Being a man living with HIV is something shocking to most people or everyone. It has been more than a year since I got diagnosed, and if my calculations are correct, I have been living with the virus since 2008. Having HIV has always been my fear when I was younger. Year 2007, when I watched Rent for the first time, I was very depressed for a week after watching it. I don't want to be one of those bohemians who has AIDS. I don't want to count days when I will die or how long do I have left. I was scared, very scared that everyday I pray to God... "please, don't let me have HIV, please take care of me and protect me from it". I was afraid that if ever I have it, my life will end before I even enjoy it fully, that I will not be able to reach my dreams and goals in life and not being able to know how it is to live. I was afraid that I will be different, abnormally different, someone sick, someone weak. I was afraid to be someone who is being pitied at.
2010, in the middle of summer, on a very hot afternoon. I got a call from Fred, an ex of mine. He said in a sad and shaky yet commanding voice that he just found out he has HIV, I didn't know how to react. After a few minutes of silence, I was able to utter a few words, like the usual "how are you?", "how are you feeling?", "what made you take the test?". He said that someone sent him a text message saying he should get tested because that person has just been diagnosed. He was determined to know who sent the message, I am just not sure if he was able to know who it really was. That day was still normal for me, I was sad for Fred, but I felt nothing for myself. After our somewhat long conversation, I immediately made a research on HIV testing centers. I listed down phone numbers and locations of hospitals where I can take the test. Of course, on top of the list was San Lazaro Hospital. The next day, Monday morning, I called up the phone numbers of San Lazaro Hospital. I asked the guy over the phone on how to get there and where and how can I have the HIV test. The guy was very friendly, so I was excited to take the test. I arrived in the hospital late afternoon. After two weeks, I got the result, and a series of life changing moments started to take place. It was a rebirth for me. That knowledge set me free from self doubts and fears. However, the first few weeks weren't easy at all. There were more fears, the fears that I have been dreading all those years were finally at their very peak.

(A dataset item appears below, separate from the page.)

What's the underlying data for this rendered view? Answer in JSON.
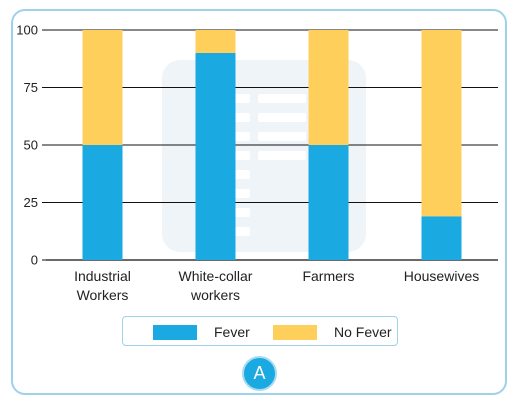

Watching Rent for the nth time was never the same again, knowing that I too, has HIV, just like most of the characters in that very popular musical. I felt like I was one of them, freethinking and free spirited bohemians living their lives and living life, writing songs, making music, singing, living with the virus.
I am only scared of that moment where one will lay in bed, dying... then dead. It is a sad truth that nobody dare to talk about. All of us will die in whatever way, everyone, HIV positive or not. The only difference is that we (people living with HIV) are widely aware that if we are not extra careful with our health we can die faster than everyone else. Being scared is normal, being scared is okay. I too, am scared, I am constantly scared, but I face it, I swallow that fear, because no matter what I do, there will be threats. I just walk on by, being careful each step of the way. People living with HIV have a constantly deteriorating immune system, that only a lifetime of medicines can help slow down or stop. For us to have a close to normal immune system and to survive longer, we have to make sure that our health is on top condition. We have to make sure that our organs and the rest of our body are all functioning well and are free of other viruses and diseases. Thus, making us some of the supposedly healthiest individuals alive. Ironically, we have the healthiest body that's on constant threat from many diseases. As many say and it is true, that we can die from something that normal people will just sleep off and get well the next day.
After all the depression I've gone through during the first weeks, after all of my revelations to my closest friends, talks with my dad, prayers, looking back and thinking forward; I can say that I am living a better life. Better, because I now have a better outlook. I sorted my priorities, and I am going after my dreams and fighting for what I believe. Reaching out to many, making them realize that HIV is not the end of the world, but a start of a new beginning. There are and will always be challenges along the way with this fragile body, but it is the strength of our soul that can walk us towards a brighter tomorrow. I can say that I am still normal, I feel normal, and I am obligated to be happy. After all, happiness is a choice. I am living healthier, I am thinking healthier, and dreaming more. HIV has been a catalyst for a better life for me. I quit dying the moment I realized I have a lot to live for. The virus made me realize that lingering in depression on something that happened in the past is a very worthless way to spend time. Forget regrets, after all, what happened to us now, is something that we inflicted ourselves in one way or another, so we have to accept and face it. One big thing I realized is that self acceptance is a major step to becoming happy. There are always something to look back may it be good or bad, but there's only one way towards a better future, and we have to face it chin up, with a brave perspective and a smile. Look back, think forward, act now.